眼前的一切过于破旧,甚至比起周围荒僻宫道都格格不入,仿佛被人刻意封锁,隔绝在时间的角落。
两扇门间挂着锁,铜锁摇摇欲坠。
只要他再往前一小步,一点点。
就可以透过缝隙,往里看一眼。
往回看一眼。
看看初次遇见她的地方。
看看和她一起躲着度过夏日的地方。
看看他种下的那丛缬草还在不在,看看她允诺的桐花有没有开。
虞白没有动。
他低着头,盯着门板下方,脱漆外露的苍白木纹。
盯着、看着,恍惚看见隔着帐幔朦胧模糊的烛火。
恍惚想起那天晚上,被燕昭紧紧箍在手臂间,听她声音闷闷地说着,说她那半边的过往。
燕昭试图找过他。
诏狱里的那一晚,电闪雷鸣的雨夜,燕昭想过去找他。
她说求过先帝没有用,她是怎么求的?
她说她实在太累,又是为什么……
到底发生了什么,才会让总有用不完的力气、永远神采奕奕的小公主“实在太累了”?
才会让她把与他相关的一切,几乎都忘了。
虞白不知道。
但他知道她每次回想都很痛苦,紧绷的身体像拉到极致的弓,仿佛下一瞬就要断裂。
他也知道高敏说的并非假话。
这段时日燕昭偶尔与他谈论政事,再加上望春园一事,他切身体会到了她的举步维艰。
如果身份大白,私藏罪臣之后一事被人发觉,他几乎无法想象那会给她带来多大的麻烦。
若要旧案平反、洗雪罪名……
最近他才得知,当年关押他与家人的地方叫诏狱。
诏狱,由皇帝直接掌管的禁地。
被关进那里的,皆因触犯皇权。
虞白隐约感觉,他已经触碰到了秘密的一角。
而只是这一角,就让他觉得凶险滔天。
……不要再拖累她了。
已经六年……不,再过不久,就已七年了。

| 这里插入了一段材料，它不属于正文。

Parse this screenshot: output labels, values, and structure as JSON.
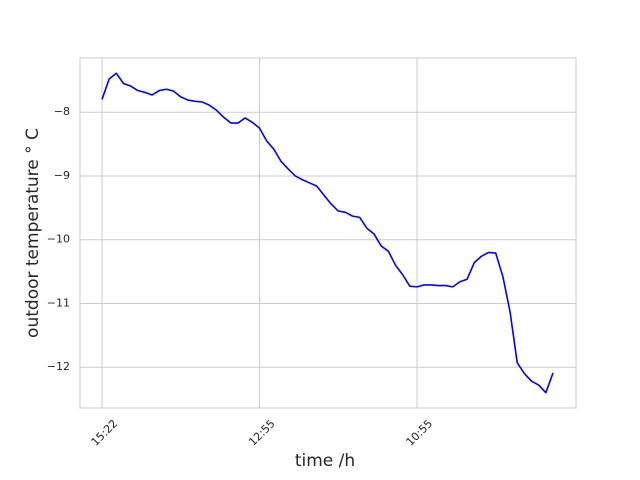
{
  "chart_data": {
    "type": "line",
    "x_label": "time /h",
    "y_label": "outdoor temperature  ° C",
    "color": "#0000ff",
    "grid": true,
    "categories": [
      "15:22",
      null,
      null,
      null,
      null,
      null,
      null,
      null,
      null,
      null,
      null,
      null,
      null,
      null,
      null,
      null,
      null,
      null,
      null,
      null,
      null,
      null,
      "12:55",
      null,
      null,
      null,
      null,
      null,
      null,
      null,
      null,
      null,
      null,
      null,
      null,
      null,
      null,
      null,
      null,
      null,
      null,
      null,
      null,
      null,
      "10:55",
      null,
      null,
      null,
      null,
      null,
      null,
      null,
      null,
      null,
      null,
      null,
      null,
      null,
      null,
      null,
      null,
      null,
      null,
      null
    ],
    "values": [
      -7.8,
      -7.48,
      -7.39,
      -7.55,
      -7.59,
      -7.66,
      -7.69,
      -7.73,
      -7.66,
      -7.64,
      -7.67,
      -7.76,
      -7.81,
      -7.83,
      -7.84,
      -7.89,
      -7.97,
      -8.08,
      -8.17,
      -8.17,
      -8.09,
      -8.16,
      -8.25,
      -8.45,
      -8.58,
      -8.77,
      -8.89,
      -9.0,
      -9.06,
      -9.11,
      -9.16,
      -9.3,
      -9.44,
      -9.55,
      -9.57,
      -9.63,
      -9.65,
      -9.82,
      -9.91,
      -10.1,
      -10.18,
      -10.4,
      -10.55,
      -10.73,
      -10.74,
      -10.71,
      -10.71,
      -10.72,
      -10.72,
      -10.74,
      -10.66,
      -10.62,
      -10.36,
      -10.26,
      -10.2,
      -10.21,
      -10.58,
      -11.13,
      -11.93,
      -12.1,
      -12.22,
      -12.28,
      -12.4,
      -12.09
    ],
    "ylim": [
      -12.64,
      -7.15
    ],
    "yticks": [
      {
        "value": -8,
        "label": "−8"
      },
      {
        "value": -9,
        "label": "−9"
      },
      {
        "value": -10,
        "label": "−10"
      },
      {
        "value": -11,
        "label": "−11"
      },
      {
        "value": -12,
        "label": "−12"
      }
    ]
  }
}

说不定明年、后年,她就全都忘了,再也不会觉得遗憾了。
虞白慢慢闭上眼睛,坚定地想。
只不过有件事,让他止不住自责。
“我再也没见过他”。
她说这句的时候,听起来真的很难过。
一串眼泪砸在地上,虞白无声地动了动唇,仿佛在为打湿青砖而道歉。
她见过,见过很多。
各种神情,各种时间,白天黑夜,所有姿态。
初夏已经近了,之后就是秋天,到那时,她就见过他全部的样子了。